Category:Uncategorized

A former colleague of mine, Ken Norton, announced earlier this week that he is leaving Yahoo to join Jotspot as VP of Products.  I have written about Jotspot before and I think it is great that Ken will be joining that team.

In the course of his announcement, Ken made some observations that touch on some broader patterns emerging in the enterprise software business:

When I sat down with Joe to talk about JotSpot, I was a bit skeptical of serving the enterprise.  I’d sworn off enterprise software, and really wanted to keep building consumer Internet products.  What I realized is that Joe and Graham feel the same way, and that JotSpot is decidedly not an enterprise company.  My epiphany was recognizing that I don’t hate products that are used in a corporate setting.  I just hate products that aren’t built for users.  The vast majority of enterprise products are built for the people who are going to purchase, administer, configure, deploy, and provision them.  And these products are often despised by the people who ultimately do try to use them (duh).  No wonder a large percentage of enterprise software efforts go up in smoke.  The enterprise software market is broken for this reason.

And:

JotSpot also pushed some of my hot buttons around collaboration and community.  I’ve spent the better part of my career building applications that help people connect to each other and share knowledge (search is the best example of that).  I’ve always preferred solutions that let the users take charge to ones that assume an engineer knows better.  There’s something empowering about offering users a product that helps them kick ass – like the spreadsheet, the original Macintosh, desktop publishing, or the web itself.  The best products are the ones that slowly reveal complexity as you use them.

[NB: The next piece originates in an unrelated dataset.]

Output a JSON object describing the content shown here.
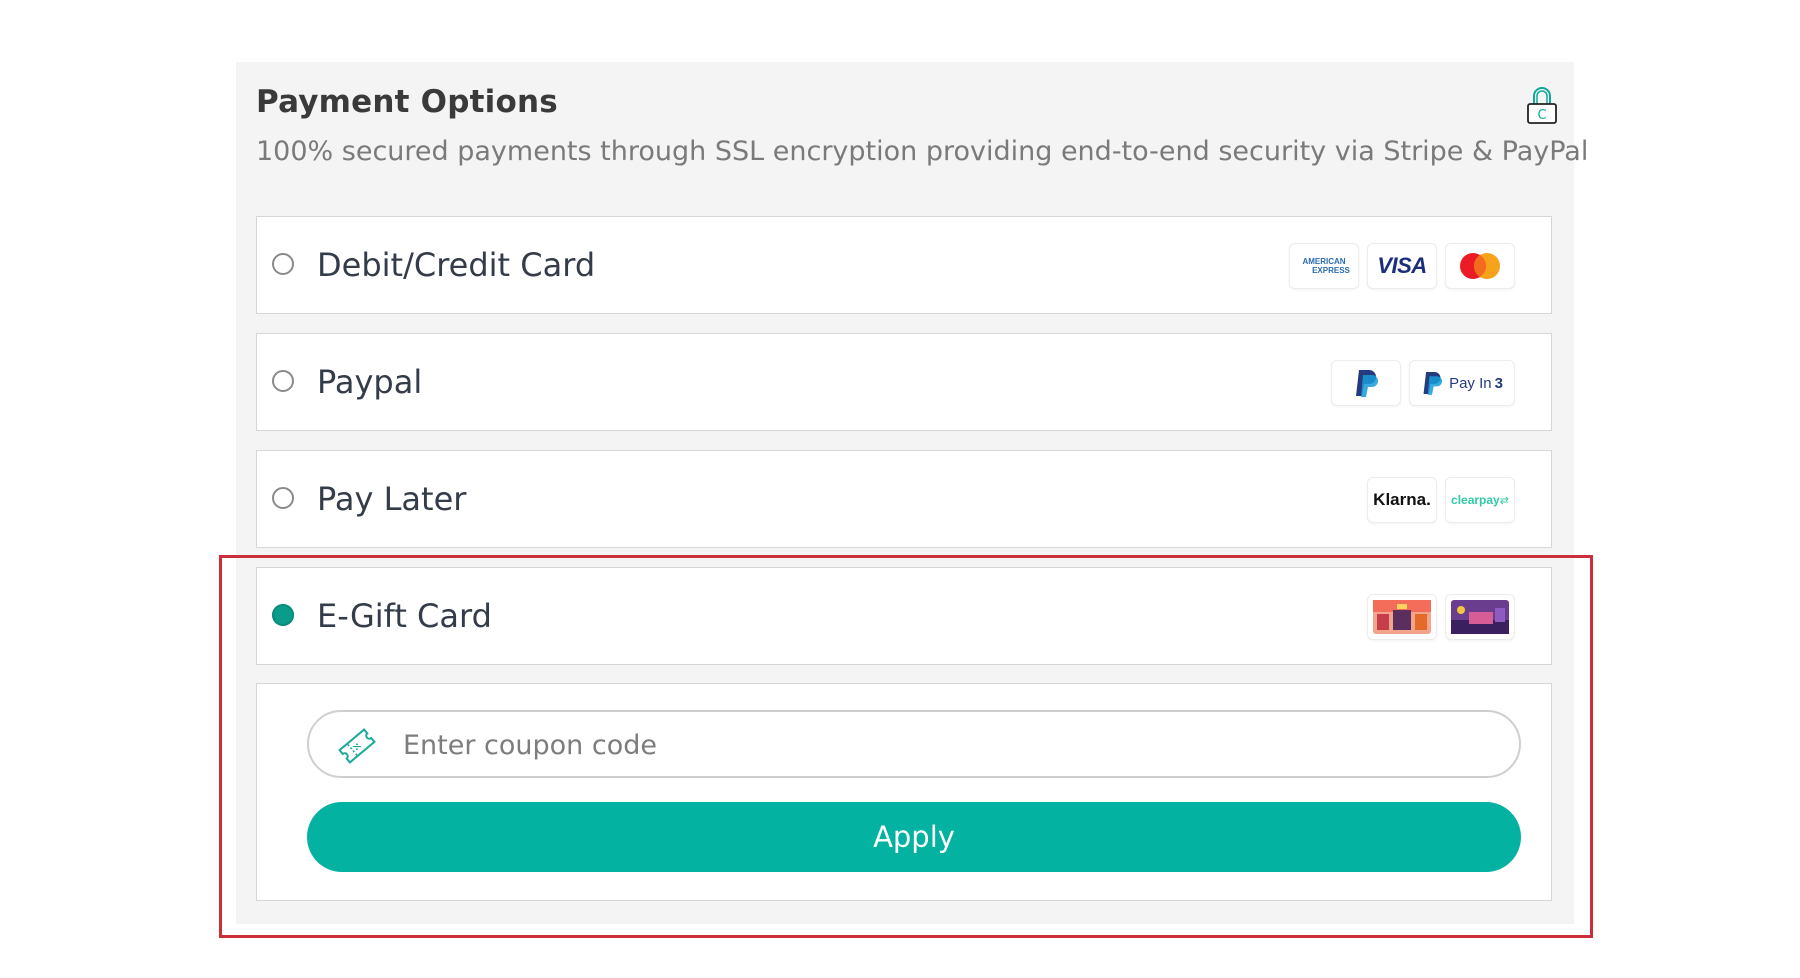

I think Ken is on to something really important here.  The primary driver behind enterprise software was efficiency and automation, removing people from business processes wherever possible and imposing standard procedures on people wherever they remained.  Business processes were the primary focus of business performance and companies generated considerable cost savings from this focus.

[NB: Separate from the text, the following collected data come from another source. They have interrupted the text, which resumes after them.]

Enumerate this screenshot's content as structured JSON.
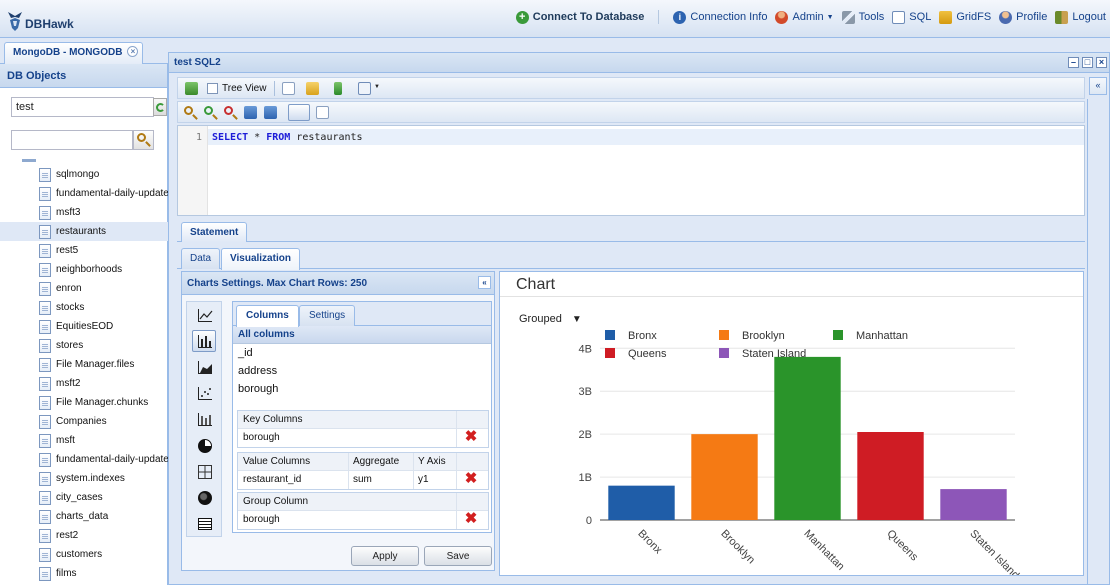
{
  "app": {
    "name": "DBHawk"
  },
  "topnav": {
    "connect": "Connect To Database",
    "connection_info": "Connection Info",
    "admin": "Admin",
    "tools": "Tools",
    "sql": "SQL",
    "gridfs": "GridFS",
    "profile": "Profile",
    "logout": "Logout"
  },
  "left": {
    "tab": "MongoDB - MONGODB",
    "header": "DB Objects",
    "db_value": "test",
    "filter_value": "",
    "items": [
      "sqlmongo",
      "fundamental-daily-update",
      "msft3",
      "restaurants",
      "rest5",
      "neighborhoods",
      "enron",
      "stocks",
      "EquitiesEOD",
      "stores",
      "File Manager.files",
      "msft2",
      "File Manager.chunks",
      "Companies",
      "msft",
      "fundamental-daily-update",
      "system.indexes",
      "city_cases",
      "charts_data",
      "rest2",
      "customers",
      "films"
    ],
    "selected_index": 3
  },
  "window": {
    "title": "test SQL2",
    "tree_view": "Tree View",
    "line_number": "1",
    "sql": {
      "kw1": "SELECT",
      "star": "*",
      "kw2": "FROM",
      "table": "restaurants"
    }
  },
  "tabs": {
    "statement": "Statement",
    "data": "Data",
    "visualization": "Visualization"
  },
  "settings": {
    "header": "Charts Settings. Max Chart Rows: 250",
    "tab_columns": "Columns",
    "tab_settings": "Settings",
    "all_columns_label": "All columns",
    "all_columns": [
      "_id",
      "address",
      "borough"
    ],
    "key_header": "Key Columns",
    "key_value": "borough",
    "value_headers": [
      "Value Columns",
      "Aggregate",
      "Y Axis"
    ],
    "value_row": [
      "restaurant_id",
      "sum",
      "y1"
    ],
    "group_header": "Group Column",
    "group_value": "borough",
    "apply": "Apply",
    "save": "Save"
  },
  "chart": {
    "title": "Chart",
    "mode": "Grouped",
    "mode_arrow": "▼"
  },
  "chart_data": {
    "type": "bar",
    "title": "",
    "categories": [
      "Bronx",
      "Brooklyn",
      "Manhattan",
      "Queens",
      "Staten Island"
    ],
    "values": [
      0.8,
      2.0,
      3.8,
      2.05,
      0.72
    ],
    "colors": [
      "#1f5da8",
      "#f57a14",
      "#2a942a",
      "#cf1c24",
      "#8d56b8"
    ],
    "yticks": [
      "0",
      "1B",
      "2B",
      "3B",
      "4B"
    ],
    "ytick_values": [
      0,
      1,
      2,
      3,
      4
    ],
    "ylim": [
      0,
      4.1
    ],
    "legend": [
      "Bronx",
      "Brooklyn",
      "Manhattan",
      "Queens",
      "Staten Island"
    ],
    "legend_placement": "top",
    "grid": true
  }
}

JSB and I have a strong sense that the focus on business performance is shifting from process to practice.  The real frontier for business performance going forward is on helping people to connect with each other and to build their capabilities more rapidly by engaging together on challenging problems and opportunities.  This will require a fundamental mindset shift on the part of executives and a different approach to technology infrastructure and tools, creating an opportunity for a new generation of products and services.  As people come back into the center of focus, enterprise software products once again will have to be built for users, rather than buyers. They will also have to focus on enhancing collaboration and community.  Ken is on to something significant here. The enterprise software game is starting to get interesting again.